De plannen van De Lijn ivm basisbereikbaarheid zijn nog niet ingevoerd in vervoerregio Antwerpen. De wijzigingen in de vervoerregio Antwerpen zijn voor ten vroegste 1 januari 2025. Waarschijnlijk zal dit echter nog later zijn.
De leden van de commissie hebben geen verdere aandachtpunten om door te geven aan de vervoerregio.
Men vraagt zich af of het plan lang gaat stand houden.
De bewoners van R. Vekemansplein hebben te maken met sluipverkeer tussen hun blokken. Er wordt door bestelwagens en brommers met hoge snelheid tussen de blokken gereden. Men heeft er ook last van wildparkeren.

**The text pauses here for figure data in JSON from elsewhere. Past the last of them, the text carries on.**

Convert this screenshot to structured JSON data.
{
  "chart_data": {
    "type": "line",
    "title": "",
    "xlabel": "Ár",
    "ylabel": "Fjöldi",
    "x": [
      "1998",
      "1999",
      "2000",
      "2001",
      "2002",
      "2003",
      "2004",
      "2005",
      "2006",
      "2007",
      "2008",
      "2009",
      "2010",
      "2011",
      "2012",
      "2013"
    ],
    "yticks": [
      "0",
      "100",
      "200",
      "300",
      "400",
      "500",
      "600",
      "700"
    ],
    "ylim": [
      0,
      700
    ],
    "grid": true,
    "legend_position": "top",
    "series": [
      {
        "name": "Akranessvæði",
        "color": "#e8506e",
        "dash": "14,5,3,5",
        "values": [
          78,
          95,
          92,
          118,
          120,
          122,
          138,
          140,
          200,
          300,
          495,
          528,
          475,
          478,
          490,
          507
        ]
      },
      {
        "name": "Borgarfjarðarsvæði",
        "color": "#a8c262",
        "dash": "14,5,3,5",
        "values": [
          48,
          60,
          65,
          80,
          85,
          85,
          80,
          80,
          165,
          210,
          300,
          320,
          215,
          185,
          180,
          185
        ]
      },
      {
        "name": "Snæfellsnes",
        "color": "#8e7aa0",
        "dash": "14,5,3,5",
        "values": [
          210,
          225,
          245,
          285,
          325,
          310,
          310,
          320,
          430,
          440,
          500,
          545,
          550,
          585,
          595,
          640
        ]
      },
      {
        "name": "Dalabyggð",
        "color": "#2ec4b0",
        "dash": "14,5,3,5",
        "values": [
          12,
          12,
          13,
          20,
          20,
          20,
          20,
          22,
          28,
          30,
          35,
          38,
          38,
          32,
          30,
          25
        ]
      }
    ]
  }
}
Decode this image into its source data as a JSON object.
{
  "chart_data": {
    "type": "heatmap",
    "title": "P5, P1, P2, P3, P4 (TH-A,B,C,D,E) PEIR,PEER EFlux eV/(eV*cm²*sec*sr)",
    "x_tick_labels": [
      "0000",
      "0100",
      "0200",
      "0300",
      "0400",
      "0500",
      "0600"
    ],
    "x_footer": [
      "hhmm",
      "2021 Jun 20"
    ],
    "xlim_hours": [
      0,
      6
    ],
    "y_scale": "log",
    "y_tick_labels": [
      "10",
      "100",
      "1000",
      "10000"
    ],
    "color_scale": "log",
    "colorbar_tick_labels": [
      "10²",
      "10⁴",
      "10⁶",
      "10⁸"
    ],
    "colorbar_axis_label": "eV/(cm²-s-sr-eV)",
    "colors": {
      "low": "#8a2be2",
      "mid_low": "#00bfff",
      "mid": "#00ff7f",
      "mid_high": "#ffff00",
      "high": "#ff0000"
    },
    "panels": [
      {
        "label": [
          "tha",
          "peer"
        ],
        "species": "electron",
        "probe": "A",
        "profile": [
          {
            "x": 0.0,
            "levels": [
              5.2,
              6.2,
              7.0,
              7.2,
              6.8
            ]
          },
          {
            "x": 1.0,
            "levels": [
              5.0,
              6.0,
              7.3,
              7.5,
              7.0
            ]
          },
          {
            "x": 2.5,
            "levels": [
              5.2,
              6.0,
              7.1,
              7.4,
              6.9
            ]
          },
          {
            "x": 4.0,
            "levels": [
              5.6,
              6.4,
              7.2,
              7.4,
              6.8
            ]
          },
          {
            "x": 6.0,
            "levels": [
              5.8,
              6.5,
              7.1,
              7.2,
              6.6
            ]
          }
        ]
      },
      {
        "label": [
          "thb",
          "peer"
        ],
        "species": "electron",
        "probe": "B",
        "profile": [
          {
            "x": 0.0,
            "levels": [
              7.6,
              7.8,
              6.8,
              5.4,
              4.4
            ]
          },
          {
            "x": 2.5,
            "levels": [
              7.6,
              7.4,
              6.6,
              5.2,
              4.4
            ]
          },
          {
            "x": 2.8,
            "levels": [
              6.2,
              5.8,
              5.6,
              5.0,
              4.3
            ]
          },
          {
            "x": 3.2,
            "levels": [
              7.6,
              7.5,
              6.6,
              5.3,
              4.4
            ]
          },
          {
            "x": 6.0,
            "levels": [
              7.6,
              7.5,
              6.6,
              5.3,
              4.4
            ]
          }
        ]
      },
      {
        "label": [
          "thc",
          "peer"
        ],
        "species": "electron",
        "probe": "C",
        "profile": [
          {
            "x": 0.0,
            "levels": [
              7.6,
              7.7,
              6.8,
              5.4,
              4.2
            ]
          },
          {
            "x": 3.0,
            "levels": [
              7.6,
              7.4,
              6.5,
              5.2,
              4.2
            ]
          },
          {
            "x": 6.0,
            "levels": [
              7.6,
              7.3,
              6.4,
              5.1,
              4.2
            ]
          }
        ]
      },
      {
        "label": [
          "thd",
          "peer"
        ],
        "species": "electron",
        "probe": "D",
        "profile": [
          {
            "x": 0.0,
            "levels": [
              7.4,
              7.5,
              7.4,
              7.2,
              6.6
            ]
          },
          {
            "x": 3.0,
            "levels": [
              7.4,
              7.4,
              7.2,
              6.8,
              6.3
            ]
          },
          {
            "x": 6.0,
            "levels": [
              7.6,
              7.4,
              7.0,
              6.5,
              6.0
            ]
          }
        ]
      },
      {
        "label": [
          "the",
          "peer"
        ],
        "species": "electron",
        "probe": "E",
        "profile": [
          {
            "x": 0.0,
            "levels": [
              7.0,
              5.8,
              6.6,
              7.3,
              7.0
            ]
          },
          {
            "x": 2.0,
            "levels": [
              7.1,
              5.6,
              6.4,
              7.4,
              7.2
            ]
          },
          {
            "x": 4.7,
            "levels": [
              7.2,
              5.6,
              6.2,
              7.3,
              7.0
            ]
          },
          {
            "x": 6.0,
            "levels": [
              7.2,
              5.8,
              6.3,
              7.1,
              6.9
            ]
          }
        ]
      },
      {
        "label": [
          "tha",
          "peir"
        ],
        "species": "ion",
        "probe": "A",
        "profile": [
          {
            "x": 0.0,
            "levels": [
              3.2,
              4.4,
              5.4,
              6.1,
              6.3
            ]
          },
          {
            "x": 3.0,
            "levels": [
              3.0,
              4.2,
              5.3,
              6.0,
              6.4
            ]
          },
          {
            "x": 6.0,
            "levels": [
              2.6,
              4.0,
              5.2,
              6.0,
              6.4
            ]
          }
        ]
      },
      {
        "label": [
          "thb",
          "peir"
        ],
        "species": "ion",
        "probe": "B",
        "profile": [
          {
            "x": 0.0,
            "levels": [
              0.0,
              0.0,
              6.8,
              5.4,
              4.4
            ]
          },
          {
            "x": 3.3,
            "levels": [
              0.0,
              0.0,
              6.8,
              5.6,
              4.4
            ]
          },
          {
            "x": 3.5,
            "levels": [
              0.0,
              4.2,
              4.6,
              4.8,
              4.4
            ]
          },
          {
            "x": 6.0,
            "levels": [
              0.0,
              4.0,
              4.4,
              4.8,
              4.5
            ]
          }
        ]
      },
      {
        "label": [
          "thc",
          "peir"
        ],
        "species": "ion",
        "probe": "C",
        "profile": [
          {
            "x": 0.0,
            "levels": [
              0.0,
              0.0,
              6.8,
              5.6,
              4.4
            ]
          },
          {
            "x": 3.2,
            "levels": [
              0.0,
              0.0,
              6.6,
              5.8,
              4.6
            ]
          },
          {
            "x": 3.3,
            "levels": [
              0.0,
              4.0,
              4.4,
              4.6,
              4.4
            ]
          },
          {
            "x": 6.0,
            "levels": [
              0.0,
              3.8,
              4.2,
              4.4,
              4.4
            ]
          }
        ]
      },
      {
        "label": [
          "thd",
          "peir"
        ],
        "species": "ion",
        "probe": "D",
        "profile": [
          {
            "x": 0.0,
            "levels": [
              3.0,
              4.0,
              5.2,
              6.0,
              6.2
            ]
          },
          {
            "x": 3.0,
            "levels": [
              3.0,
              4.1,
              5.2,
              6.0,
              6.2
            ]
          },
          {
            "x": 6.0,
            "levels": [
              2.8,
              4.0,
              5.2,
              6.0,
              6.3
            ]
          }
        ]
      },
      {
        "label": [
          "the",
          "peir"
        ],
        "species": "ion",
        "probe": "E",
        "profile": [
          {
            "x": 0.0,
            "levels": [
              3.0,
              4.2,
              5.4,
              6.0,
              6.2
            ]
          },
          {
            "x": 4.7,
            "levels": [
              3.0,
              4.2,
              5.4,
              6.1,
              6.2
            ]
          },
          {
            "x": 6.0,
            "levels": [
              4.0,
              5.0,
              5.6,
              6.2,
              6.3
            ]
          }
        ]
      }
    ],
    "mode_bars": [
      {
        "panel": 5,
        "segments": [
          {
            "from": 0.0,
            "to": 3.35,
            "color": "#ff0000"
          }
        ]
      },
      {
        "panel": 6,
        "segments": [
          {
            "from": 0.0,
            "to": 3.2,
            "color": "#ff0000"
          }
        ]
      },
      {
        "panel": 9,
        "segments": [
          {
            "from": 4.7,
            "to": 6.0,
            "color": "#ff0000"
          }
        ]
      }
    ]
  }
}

Het zorgt voor gevaarlijke omstandigheden gezien er op R. Vekemansplein ook kinderen spelen en voetgangers passeren.
Het Robert Vekemansplein is geen openbaar domein. Het plein is 1 kadaster perceel dat eigendom is van de VME.
De VME gaat aan de 2 zijde langswaar het sluipverkeer komt. Telkens 2 paaltjes plaatsen met daartussen een afneembare ketting.
Samen met de syndicus wordt ook nog gekeken om op de appartementenblokken een straatnaambord en huisnummer te krijgen zodat hulpdiensten het juiste adres kunnen vinden.
De aannemer moet ook de haag nog terugplaatsen die tussen de straat en het voetpad stond.
De commissie neem kennis van het feit de de VME op het Robert Vekemansplein maatregelen neemt tegen het sluipverkeer.
De voorzitter sluit de zitting op 16/01/2024 om 19:33.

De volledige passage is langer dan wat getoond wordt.